Nomadisme vs sédentarité

Jusqu’à présent, l’histoire a été racontée du point de vue des sédentaires, jamais des nomades. Cette injustice, exprimée par Gilles Deleuze et Felix Guattari dans l’ouvrage « Mille Plateaux », vient d’être plus que réparée : l’Homme nomade de Jacques Attali est une œuvre extraordinaire. C’est la grande épopée de l’aventure nomade et, comme toute tentative risquée de réinterprétation de l’histoire, elle touche à plusieurs disciplines : anthropologie, religion, économie, politique.

Si l’histoire « n’est jamais une leçon pour l’avenir », comme le dit Attali, elle offre de nombreux éléments pour comprendre le phénomène de la mondialisation, dernière expression du nomadisme : « La mondialisation marchande continuera à accélérer la migration des hommes, des entreprises et des choses ; elle créera de nouvelles catégories de voyageurs – cadres, expatriés, nomades urbains, routiers, routards, routards, voyageurs électroniques ; elle inventera de nouvelles formes de curiosité – vers de nouveaux sports, de nouveaux jeux – et de nouveaux instruments de voyage – réels ou imaginaires ».

Jacques Attali, intellectuel organique – écrivain prolifique, conseiller de Mitterrand, fondateur de la Banque européenne pour la reconstruction et le développement – commence par réfuter la légende noire des nomades. Ils ne sont pas les « barbares » que certains historiens ont dépeints, dans la meilleure tradition des Grecs et des Romains qui appelaient « barbarus » ceux qui ne parlaient pas leur langue.

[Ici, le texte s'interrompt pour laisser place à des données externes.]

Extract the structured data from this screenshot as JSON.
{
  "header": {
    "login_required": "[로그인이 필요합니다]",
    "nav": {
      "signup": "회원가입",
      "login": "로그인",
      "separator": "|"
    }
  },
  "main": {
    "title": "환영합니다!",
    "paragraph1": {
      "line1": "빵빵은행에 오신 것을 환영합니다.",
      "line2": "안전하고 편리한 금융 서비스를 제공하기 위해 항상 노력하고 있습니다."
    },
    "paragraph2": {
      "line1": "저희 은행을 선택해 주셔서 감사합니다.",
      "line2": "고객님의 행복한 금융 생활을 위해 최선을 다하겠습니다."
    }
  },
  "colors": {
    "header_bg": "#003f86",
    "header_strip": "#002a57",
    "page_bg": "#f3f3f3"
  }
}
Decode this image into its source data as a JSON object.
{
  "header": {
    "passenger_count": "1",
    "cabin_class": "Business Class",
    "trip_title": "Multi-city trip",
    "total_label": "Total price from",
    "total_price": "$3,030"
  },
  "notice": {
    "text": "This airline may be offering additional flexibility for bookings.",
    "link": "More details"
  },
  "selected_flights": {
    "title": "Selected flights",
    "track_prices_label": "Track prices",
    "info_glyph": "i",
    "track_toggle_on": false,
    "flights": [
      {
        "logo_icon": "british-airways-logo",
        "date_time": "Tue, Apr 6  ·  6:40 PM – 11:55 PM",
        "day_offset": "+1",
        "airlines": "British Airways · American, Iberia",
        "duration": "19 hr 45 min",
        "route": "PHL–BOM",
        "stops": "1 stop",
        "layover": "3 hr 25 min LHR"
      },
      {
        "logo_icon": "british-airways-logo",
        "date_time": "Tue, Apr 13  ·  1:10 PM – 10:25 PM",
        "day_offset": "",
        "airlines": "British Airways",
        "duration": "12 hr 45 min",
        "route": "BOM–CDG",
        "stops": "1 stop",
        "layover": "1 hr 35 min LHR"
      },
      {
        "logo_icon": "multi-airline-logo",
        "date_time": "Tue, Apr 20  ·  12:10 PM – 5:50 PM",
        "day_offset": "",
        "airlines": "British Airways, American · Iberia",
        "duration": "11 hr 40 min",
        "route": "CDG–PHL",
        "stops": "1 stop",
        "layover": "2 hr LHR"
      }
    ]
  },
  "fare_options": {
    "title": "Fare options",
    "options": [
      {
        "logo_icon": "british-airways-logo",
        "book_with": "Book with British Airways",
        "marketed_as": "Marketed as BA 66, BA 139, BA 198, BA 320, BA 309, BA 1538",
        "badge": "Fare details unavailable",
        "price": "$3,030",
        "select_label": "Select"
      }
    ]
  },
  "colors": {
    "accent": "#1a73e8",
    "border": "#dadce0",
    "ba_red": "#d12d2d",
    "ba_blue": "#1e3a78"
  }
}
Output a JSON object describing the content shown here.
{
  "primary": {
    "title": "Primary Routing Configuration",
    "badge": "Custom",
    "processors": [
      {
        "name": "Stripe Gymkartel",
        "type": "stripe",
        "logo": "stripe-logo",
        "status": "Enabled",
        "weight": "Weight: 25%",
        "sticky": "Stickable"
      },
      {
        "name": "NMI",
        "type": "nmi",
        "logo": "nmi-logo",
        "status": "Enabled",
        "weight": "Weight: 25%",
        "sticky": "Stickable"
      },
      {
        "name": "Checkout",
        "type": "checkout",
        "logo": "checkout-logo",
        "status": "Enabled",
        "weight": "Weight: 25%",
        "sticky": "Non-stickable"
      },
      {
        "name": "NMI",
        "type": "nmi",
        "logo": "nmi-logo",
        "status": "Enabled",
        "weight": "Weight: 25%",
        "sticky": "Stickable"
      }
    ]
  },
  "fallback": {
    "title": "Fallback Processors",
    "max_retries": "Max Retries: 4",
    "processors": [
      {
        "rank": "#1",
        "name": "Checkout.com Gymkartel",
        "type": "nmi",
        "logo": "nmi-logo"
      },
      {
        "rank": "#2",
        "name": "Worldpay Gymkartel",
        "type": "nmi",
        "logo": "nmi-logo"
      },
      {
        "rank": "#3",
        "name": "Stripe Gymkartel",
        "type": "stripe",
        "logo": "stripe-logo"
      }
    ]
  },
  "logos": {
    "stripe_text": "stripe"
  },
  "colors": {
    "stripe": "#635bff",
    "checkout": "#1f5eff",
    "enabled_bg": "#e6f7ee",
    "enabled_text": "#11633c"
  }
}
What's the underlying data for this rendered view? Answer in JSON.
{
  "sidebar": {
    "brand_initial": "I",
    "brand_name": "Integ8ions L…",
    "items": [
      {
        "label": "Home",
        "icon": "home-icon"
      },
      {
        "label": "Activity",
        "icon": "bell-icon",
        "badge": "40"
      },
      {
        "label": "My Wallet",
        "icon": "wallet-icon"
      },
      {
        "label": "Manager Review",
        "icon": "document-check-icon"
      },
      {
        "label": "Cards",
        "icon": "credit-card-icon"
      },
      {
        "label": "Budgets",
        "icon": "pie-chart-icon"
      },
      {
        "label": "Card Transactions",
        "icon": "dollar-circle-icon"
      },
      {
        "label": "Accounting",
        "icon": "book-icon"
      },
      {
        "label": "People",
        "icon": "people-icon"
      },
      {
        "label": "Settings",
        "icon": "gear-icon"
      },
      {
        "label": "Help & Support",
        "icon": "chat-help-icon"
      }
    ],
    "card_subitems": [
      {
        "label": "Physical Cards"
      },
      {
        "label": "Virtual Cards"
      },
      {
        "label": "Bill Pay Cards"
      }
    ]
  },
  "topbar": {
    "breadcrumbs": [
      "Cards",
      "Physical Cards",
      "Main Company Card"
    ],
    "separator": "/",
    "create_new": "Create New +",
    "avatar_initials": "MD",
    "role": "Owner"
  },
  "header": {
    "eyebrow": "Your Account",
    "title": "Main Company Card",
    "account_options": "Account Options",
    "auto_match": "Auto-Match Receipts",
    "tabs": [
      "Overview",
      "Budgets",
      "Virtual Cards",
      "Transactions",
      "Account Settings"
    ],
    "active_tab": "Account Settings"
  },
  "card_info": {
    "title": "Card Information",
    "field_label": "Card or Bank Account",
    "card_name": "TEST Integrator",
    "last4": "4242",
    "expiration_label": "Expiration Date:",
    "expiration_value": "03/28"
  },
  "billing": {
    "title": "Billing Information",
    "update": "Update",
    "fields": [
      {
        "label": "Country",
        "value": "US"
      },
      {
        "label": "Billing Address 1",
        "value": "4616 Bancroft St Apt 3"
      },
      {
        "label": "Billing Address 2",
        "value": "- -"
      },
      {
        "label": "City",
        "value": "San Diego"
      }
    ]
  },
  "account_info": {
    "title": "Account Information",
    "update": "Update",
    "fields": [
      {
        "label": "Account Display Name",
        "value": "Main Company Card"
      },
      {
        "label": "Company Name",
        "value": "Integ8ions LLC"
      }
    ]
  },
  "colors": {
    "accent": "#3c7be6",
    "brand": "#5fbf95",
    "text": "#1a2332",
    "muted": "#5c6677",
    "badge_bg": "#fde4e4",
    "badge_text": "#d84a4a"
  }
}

Et ce n’est pas le cas, l’humanité leur doit des réalisations essentielles : la maîtrise du feu, la chasse, les langues, l’agriculture, l’élevage, les chaussures, les vêtements, les outils, les rituels, l’art, la peinture, la sculpture, la musique, le calcul, la roue, l’écriture, le droit, le marché, la poterie, la métallurgie, l’équitation, le gouvernail, la marine, le monothéisme, la démocratie. Sans aucun doute, un héritage fondamental qui laisse peu de place à l’invention pour les sédentaires de demain, à commencer par les Romains : l’invention de l’État, de l’impôt, de la prison, de l’épargne et, plus tard, du fusil et de la poudre à canon.

En termes de chiffres, la balance penche également en faveur des nomades : cinq millions d’années contre cinq millénaires de vie sédentaire. En réalité, la sédentarité est une brève parenthèse dans l’histoire de l’humanité. L’homme est né du voyage, c’est la course d’un bipède – l’australopithèque – qui descend des arbres, se redresse sur ses deux jambes et part à travers les étendues sauvages d’Afrique, d’Europe, d’Asie centrale, d’Inde, d’Indonésie et de Chine.  » Il mesure désormais l’espace en jours de marche : pour lui, la distance n’est que du temps. Il n’accumule pas, il n’économise pas, il ne garde rien en réserve. Il ne détruit ni son environnement ni les ressources renouvelables ; il ne fait que transmettre des objets nomades, comme le feu, les connaissances, les rites, les histoires, les haines et les regrets….. La musique est leur principale expression artistique. Ils dessinent, sculptent et décorent leurs premières tombes : les premiers sédentaires sont les morts ».

Le sédentarisme triomphe mais l’empreinte du nomadisme reste dans l’histoire. Le nomadisme persiste et l’État – l’invention des sédentaires – veut les dominer et les réduire. Les nazis étaient particulièrement implacables envers deux peuples nomades, les Tziganes et les Juifs. Le XVIe siècle a vu le début de la première mondialisation, le premier nomadisme marchand qui a rendu possible la circulation des biens, des idées et des marchands – et non des pauvres – suivi d’une période de répression et de fermeture des frontières.

La même chose se produira aux 19e et 20e siècles. Jacques Attali voit l’histoire comme une tension permanente entre les courants du nomadisme et de la sédentarité. Ces dernières années, avec la mondialisation, le pendule a basculé vers le premier. Mais c’est un nomadisme dangereux, sans altruisme ni responsabilité collective, qui exacerbe l’égoïsme, fait l’apologie du moi, de la réussite personnelle et des plaisirs solitaires.

Le nouvel empire du marché est déchiré entre la démocratie et la foi : peut-il y avoir une synthèse entre le nomadisme et ses valeurs d’obstination et d’hospitalité, et la vie sédentaire avec ses valeurs de vigilance et d’économie ? Attali mise sur une Terre enfin accueillante pour les voyageurs de la vie.